This study compared three methods for detecting gonorrhea in men: Gram-stain smears, urethral cultures, and first-voided urine (FVU) cultures. In 113 men with symptoms, all three methods had high sensitivity, with FVU cultures slightly lower at 95.6%. In 248 asymptomatic men, FVU cultures detected 2.4% of cases, close to the 2.8% from urethral cultures. Researchers found FVU cultures to be less time-consuming, less costly, and less uncomfortable for patients. They suggest FVU cultures could be a valuable tool for screening asymptomatic individuals, as they offer a good balance of accuracy and practicality. The findings do not claim FVU cultures are better in all cases but highlight their potential for improving screening compliance and reducing disease spread.
You might also read
Articles linked to this work by shared authors, journal, and citation graph.
Area of Science:
Background:
Gonococcal urethritis remains a public health concern, particularly among men. Existing diagnostic methods include Gram-stain smears, urethral cultures, and first-voided urine (FVU) cultures. While these techniques are widely used, their comparative effectiveness in detecting infections in both symptomatic and asymptomatic individuals is not fully established. Symptomatic patients often present with clear signs, but asymptomatic carriers may go undetected, contributing to disease spread. Previous research has shown that urethral sampling is effective but can be uncomfortable and time-consuming. No prior work had resolved whether FVU cultures could match urethral cultures in accuracy while reducing procedural burden. This uncertainty drove the need for a comparative study. Researchers aimed to clarify the diagnostic value of each method in different patient groups. The study sought to determine which technique offers the best balance of accuracy and practicality. These findings could influence clinical protocols for gonorrhea screening.
Purpose Of The Study:
First-voided urine cultures had a positivity rate of 2.4% in asymptomatic men, comparable to 2.8% with urethral cultures.
FVU cultures reduce time, cost, and patient discomfort compared to urethral cultures, as noted by the authors.
The authors suggest that lower discomfort with FVU cultures may improve screening compliance and reduce disease spread.
Gram-stain smears showed 99.1% sensitivity in symptomatic patients but were not compared directly with FVU cultures.

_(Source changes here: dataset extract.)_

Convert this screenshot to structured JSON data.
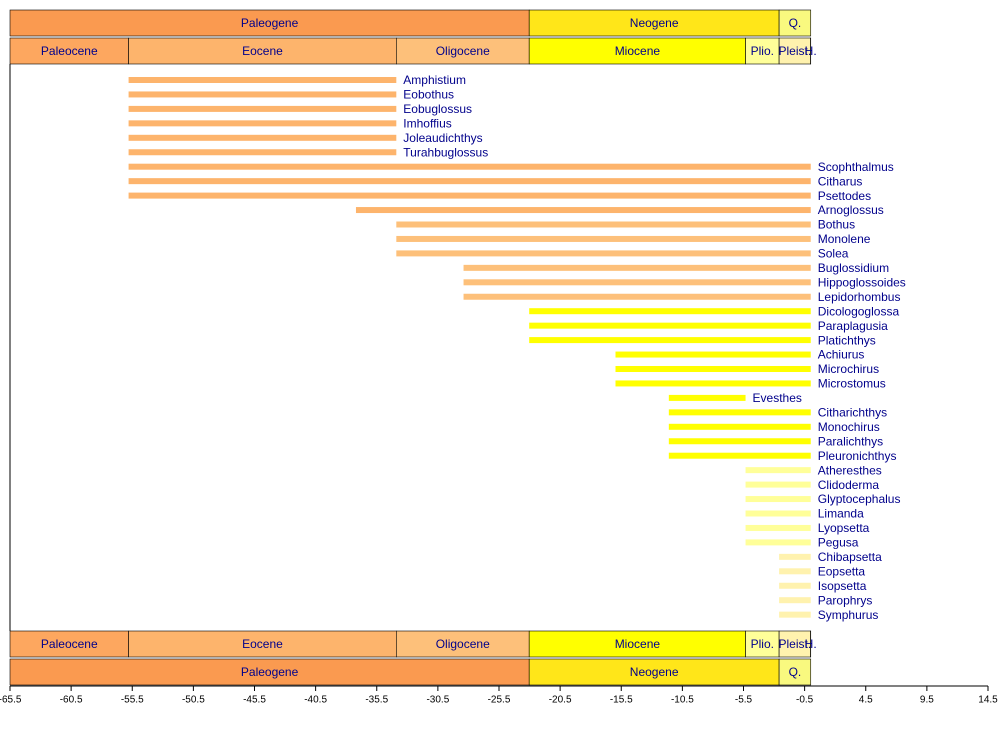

The study aimed to compare the diagnostic accuracy of three methods for detecting gonococcal urethritis in men. The focus was on evaluating Gram-stain smears, urethral cultures, and FVU cultures. The primary objective was to assess sensitivity in both symptomatic and asymptomatic populations. Researchers wanted to determine whether FVU cultures could replace urethral cultures without compromising detection rates. The study also aimed to quantify the time, cost, and discomfort associated with each method. By analyzing these factors, the team sought to identify the most practical diagnostic approach. The motivation stemmed from the need for a less invasive and more efficient screening method. This could improve compliance and reduce the spread of asymptomatic infections.
Main Methods:
The study involved 1,336 male participants who underwent screening for gonococcal urethritis. Each participant was tested using one or more of three techniques: Gram-stain smears, urethral cultures, and FVU cultures. Symptomatic individuals were compared with asymptomatic individuals in separate groups. Sensitivity was calculated for each method in both groups. Researchers recorded the positivity rates for each technique. Time, cost, and patient discomfort were also measured for each method. Data were analyzed to determine which technique offered the best balance of accuracy and practicality. The study design allowed for a direct comparison of diagnostic performance and patient experience.
Main Results:
In the group of 113 symptomatic patients, Gram-stain smears had a sensitivity of 99.1%. Urethral cultures showed a sensitivity of 98.2% in the same group. FVU cultures had a slightly lower sensitivity of 95.6%. These results suggest all three methods are highly effective for symptomatic cases. In the group of 248 asymptomatic men, FVU cultures yielded a positivity rate of 2.4%. Urethral cultures had a slightly higher rate of 2.8%. The difference between these two techniques was not statistically significant. These findings indicate FVU cultures are comparable to urethral cultures in detecting asymptomatic infections.
Conclusions:
The study found that FVU cultures offer a viable alternative to urethral cultures for detecting gonococcal urethritis. The sensitivity of FVU cultures in asymptomatic men was 2.4%, close to the 2.8% from urethral cultures. The authors suggest that FVU cultures may be preferable due to reduced time, cost, and patient discomfort. The results support the use of FVU cultures in asymptomatic screening programs. The authors propose that this method could improve compliance and reduce the spread of undetected infections. They note that the slight reduction in sensitivity compared to urethral cultures is offset by practical advantages. The findings do not suggest that FVU cultures are superior in all cases. The authors recommend further evaluation in different clinical settings.
This rate suggests FVU cultures can detect a meaningful proportion of asymptomatic gonococcal infections.
The authors propose that FVU cultures may be a valuable technique for asymptomatic gonococcal urethritis screening.